- Born: Australia
- Education: Western Australian Academy of Performing Arts (WAAPA)
- Known for: Musical Theatre

= Vivien Carter =

Australian actress, singer and dancer

Vivien Carter is an Australian actress, singer and dancer. She is probably best known for playing Velma Kelly in Chicago at the Cambridge Theatre, London.

== Early life ==
Carter was born in Australia and trained in acting, singing and dancing at the Western Australian Academy of Performing Arts (WAAPA), Perth. While there she appeared in productions of Nick Enright's Spurboard, The Crucible, Perfectly Frank, and Fiddler on the Roof. Carter graduated from WAAPA in 2003.

== Work before Chicago ==
- 2004–5 We Will Rock You, touring Australia and Japan
- 2006 Guys and Dolls, directed by Michael Grandage, the Donmar Warehouse production at the Piccadilly Theatre: Swing
- 2007 Evita, directed by Michael Grandage, Adelphi Theatre: Ensemble
- 2007 Eurobeat: Almost Eurovision (premiere), Edinburgh Fringe Festival, Pleasance Grand, Edinburgh.
- 2008 Oklahoma!, Kilworth House, Leicestershire
- 2008 Like Other People Do by Alex Kelly (short film)

== Chicago ==
In the summer of 2008, Vivien Carter joined the long-running production of Chicago in the West End. She played the role of June ("Squish") for ten months and Liz ("Pop") for a further nine months. From 26 April 2010 until 5 February 2011, Carter played Velma Kelly, having originally been offered the role for just six weeks.

Carter's portrayal of Velma was well-received. Matt Wolf at theartsdesk.com opined that "Vivien Carter ... [offers] a crisply enunciated, sardonic, commandingly slithery take on the part...: a take-no-prisoners belter of a woman. ... A welcome Australian presence on the West End, Carter has a knack for seeming to sneer while she sings, all the while winning us over with her feral, feline command. On this evidence, she deserves to open a show so that the critical community can take proper note of her talents."

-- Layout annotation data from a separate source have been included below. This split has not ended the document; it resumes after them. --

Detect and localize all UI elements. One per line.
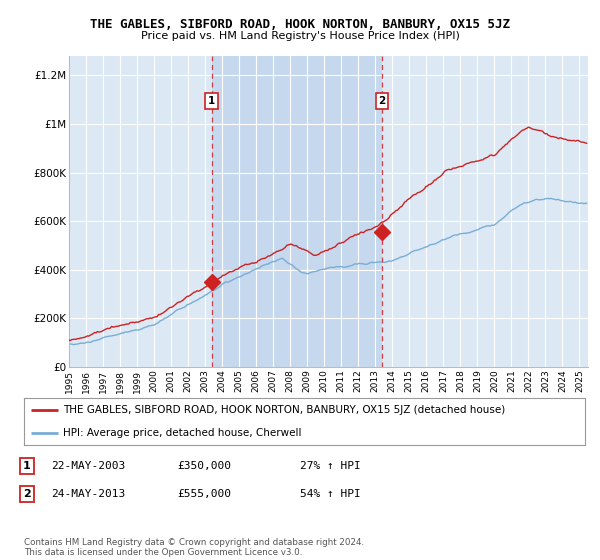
Bar: [212, 56, 382, 367]
Text: THE GABLES, SIBFORD ROAD, HOOK NORTON, BANBURY, OX15 5JZ (detached house): THE GABLES, SIBFORD ROAD, HOOK NORTON, B…: [63, 405, 506, 416]
Text: 22-MAY-2003: 22-MAY-2003: [51, 461, 125, 471]
Text: 2: 2: [378, 96, 385, 106]
Text: £555,000: £555,000: [177, 489, 231, 499]
Text: 54% ↑ HPI: 54% ↑ HPI: [300, 489, 361, 499]
Text: 1: 1: [208, 96, 215, 106]
Text: £350,000: £350,000: [177, 461, 231, 471]
Text: Price paid vs. HM Land Registry's House Price Index (HPI): Price paid vs. HM Land Registry's House …: [140, 31, 460, 41]
Text: HPI: Average price, detached house, Cherwell: HPI: Average price, detached house, Cher…: [63, 428, 302, 438]
Text: 1: 1: [23, 461, 31, 471]
Text: 24-MAY-2013: 24-MAY-2013: [51, 489, 125, 499]
Text: 2: 2: [23, 489, 31, 499]
Text: 27% ↑ HPI: 27% ↑ HPI: [300, 461, 361, 471]
Text: Contains HM Land Registry data © Crown copyright and database right 2024.
This d: Contains HM Land Registry data © Crown c…: [24, 538, 364, 557]
Text: THE GABLES, SIBFORD ROAD, HOOK NORTON, BANBURY, OX15 5JZ: THE GABLES, SIBFORD ROAD, HOOK NORTON, B…: [90, 18, 510, 31]
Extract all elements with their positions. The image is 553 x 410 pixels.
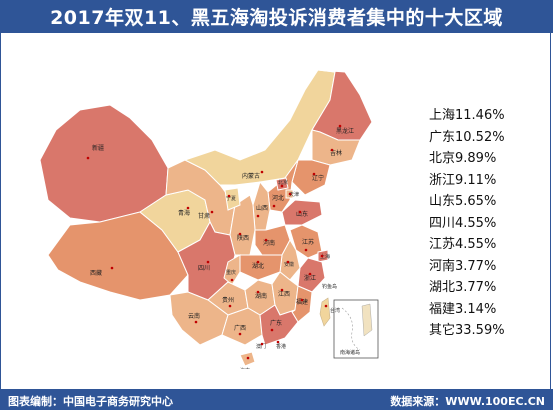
region-ningxia — [224, 187, 241, 211]
label-beijing: 北京 — [278, 179, 288, 186]
label-zhejiang: 浙江 — [304, 274, 316, 282]
city-dot — [238, 232, 242, 236]
city-dot — [264, 238, 268, 242]
city-dot — [298, 210, 302, 214]
city-dot — [206, 260, 210, 264]
label-hebei: 河北 — [272, 194, 284, 202]
city-dot — [110, 266, 114, 270]
label-fujian: 福建 — [296, 298, 308, 306]
city-dot — [330, 148, 334, 152]
city-dot — [308, 272, 312, 276]
label-diaoyudao: 钓鱼岛 — [322, 283, 337, 290]
china-choropleth-map: 新疆 西藏 青海 甘肃 内蒙古 黑龙江 吉林 辽宁 北京 天津 河北 山西 陕西… — [39, 69, 379, 369]
ranking-item: 上海11.46% — [429, 108, 505, 123]
label-hubei: 湖北 — [252, 262, 264, 270]
region-chongqing — [223, 254, 241, 286]
city-dot — [260, 342, 264, 346]
label-yunnan: 云南 — [188, 312, 200, 320]
ranking-item: 广东10.52% — [429, 129, 505, 145]
city-dot — [312, 172, 316, 176]
city-dot — [228, 304, 232, 308]
ranking-item: 山东5.65% — [429, 194, 497, 209]
label-gansu: 甘肃 — [198, 212, 210, 220]
region-xinjiang — [39, 104, 169, 223]
ranking-item: 福建3.14% — [429, 301, 497, 317]
region-beijing — [275, 177, 289, 191]
city-dot — [300, 298, 304, 302]
city-dot — [276, 340, 280, 344]
ranking-item: 其它33.59% — [429, 323, 505, 338]
city-dot — [320, 254, 324, 258]
label-liaoning: 辽宁 — [312, 174, 324, 182]
city-dot — [338, 124, 342, 128]
city-dot — [210, 210, 214, 214]
label-henan: 河南 — [263, 239, 275, 247]
label-ningxia: 宁夏 — [226, 195, 236, 202]
label-nanhai: 南海诸岛 — [340, 349, 360, 356]
ranking-item: 湖北3.77% — [429, 280, 497, 295]
city-dot — [286, 260, 290, 264]
label-anhui: 安徽 — [284, 261, 294, 268]
label-shanghai: 上海 — [320, 253, 330, 260]
ranking-item: 江苏4.55% — [429, 237, 497, 252]
capital-city-markers — [86, 124, 342, 360]
city-dot — [280, 288, 284, 292]
nanhai-island-shape — [361, 303, 373, 337]
city-dot — [227, 194, 231, 198]
label-guangdong: 广东 — [270, 319, 282, 327]
footer-source: 数据来源：WWW.100EC.CN — [390, 395, 545, 408]
chart-title: 2017年双11、黑五海淘投诉消费者集中的十大区域 — [0, 0, 553, 33]
city-dot — [260, 170, 264, 174]
ranking-item: 北京9.89% — [429, 151, 497, 166]
region-taiwan — [319, 297, 331, 327]
label-hainan: 海南 — [240, 367, 250, 369]
ranking-item: 浙江9.11% — [429, 172, 497, 188]
label-jiangsu: 江苏 — [302, 238, 314, 246]
region-guangdong — [259, 304, 299, 346]
footer-credit: 图表编制：中国电子商务研究中心 — [8, 395, 173, 408]
label-hunan: 湖南 — [255, 292, 267, 300]
label-xinjiang: 新疆 — [92, 144, 104, 152]
label-jiangxi: 江西 — [278, 291, 290, 298]
city-dot — [230, 278, 234, 282]
label-tianjin: 天津 — [289, 191, 299, 198]
label-sichuan: 四川 — [198, 265, 210, 272]
region-liaoning — [291, 159, 331, 196]
label-xizang: 西藏 — [90, 269, 102, 277]
city-dot — [256, 260, 260, 264]
label-hongkong: 香港 — [276, 343, 286, 350]
city-dot — [256, 214, 260, 218]
label-heilongjiang: 黑龙江 — [336, 127, 354, 135]
label-guizhou: 贵州 — [222, 296, 234, 304]
footer-bar: 图表编制：中国电子商务研究中心 数据来源：WWW.100EC.CN — [0, 389, 553, 410]
label-neimenggu: 内蒙古 — [242, 172, 260, 180]
label-qinghai: 青海 — [178, 209, 190, 217]
city-dot — [270, 328, 274, 332]
label-chongqing: 重庆 — [226, 269, 236, 276]
label-guangxi: 广西 — [234, 324, 246, 332]
region-sichuan — [177, 220, 236, 301]
city-dot — [238, 332, 242, 336]
city-dot — [246, 356, 250, 360]
nanhai-dash-line — [341, 307, 361, 351]
ranking-list: 上海11.46% 广东10.52% 北京9.89% 浙江9.11% 山东5.65… — [429, 105, 505, 342]
city-dot — [256, 290, 260, 294]
label-jilin: 吉林 — [330, 149, 342, 157]
label-shaanxi: 陕西 — [237, 234, 249, 242]
city-dot — [324, 304, 328, 308]
city-dot — [194, 320, 198, 324]
ranking-item: 河南3.77% — [429, 258, 497, 274]
ranking-item: 四川4.55% — [429, 215, 497, 231]
city-dot — [186, 206, 190, 210]
label-macau: 澳门 — [256, 343, 266, 350]
city-dot — [86, 156, 90, 160]
city-dot — [288, 192, 292, 196]
label-taiwan: 台湾 — [330, 307, 340, 314]
city-dot — [272, 204, 276, 208]
label-shandong: 山东 — [296, 210, 308, 218]
label-shanxi: 山西 — [256, 204, 268, 212]
city-dot — [304, 248, 308, 252]
city-dot — [280, 184, 284, 188]
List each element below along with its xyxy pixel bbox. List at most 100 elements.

Sian Meades, at lastminute.com, posited that "Vivien Carter, playing Velma Kelly, is one of the best actresses I’ve seen on stage in recent years. Her command of the stage, and the rest of the cast was nothing short of fabulous. Whenever she was on stage, you noticed her. Even if she wasn’t doing anything. When she danced, you watched. When she sang, you were rooting for her. She was the star of the show for me."

== Work since Chicago ==
- 2011 Pub Plays (Trade and The New Black) and The Joy of Text, High Tide Festival
- 2011 (26 June) When You Hear My Voice, the fourth Tim Williams Awards concert, at the Cochrane Theatre. Carter performed A Poison Tree, an adaptation of the poem by William Blake, with original music by Corin Buckeridge (musical director of Chicago).

=== Radio Times ===
In autumn 2011, Carter appeared as Forces' sweetheart Amy Chapman in the Noel Gay musical Radio Times at the Watermill Theatre, opposite Anna-Jane Casey and Gary Wilmot. As well as singing and dancing, Carter played saxophone, ukulele and kazoo. On 1 September 2011 Andrew Lloyd Webber was in the audience and gave the cast a standing ovation.

Radio Times received five stars in The Public Reviews. Carter's performance was also praised: "Vivien Carter, as Amy, smolders, seduces, sings, dances, plays and ends up with real heart." - Jim Nicholson at The Public Reviews"Vivien Carter [is] a forces sweetheart to rival Vera Lynn." - Judi Herman at WhatsOnStage"[Vivien Carter as] the loveable Amy, the forces sweetheart who oozed sexuality." - Robin Strapp at The British Theatre Guide The show also toured, ending with a week at the Theatre Royal, Plymouth. Sara Crowe took over in the role of Olive.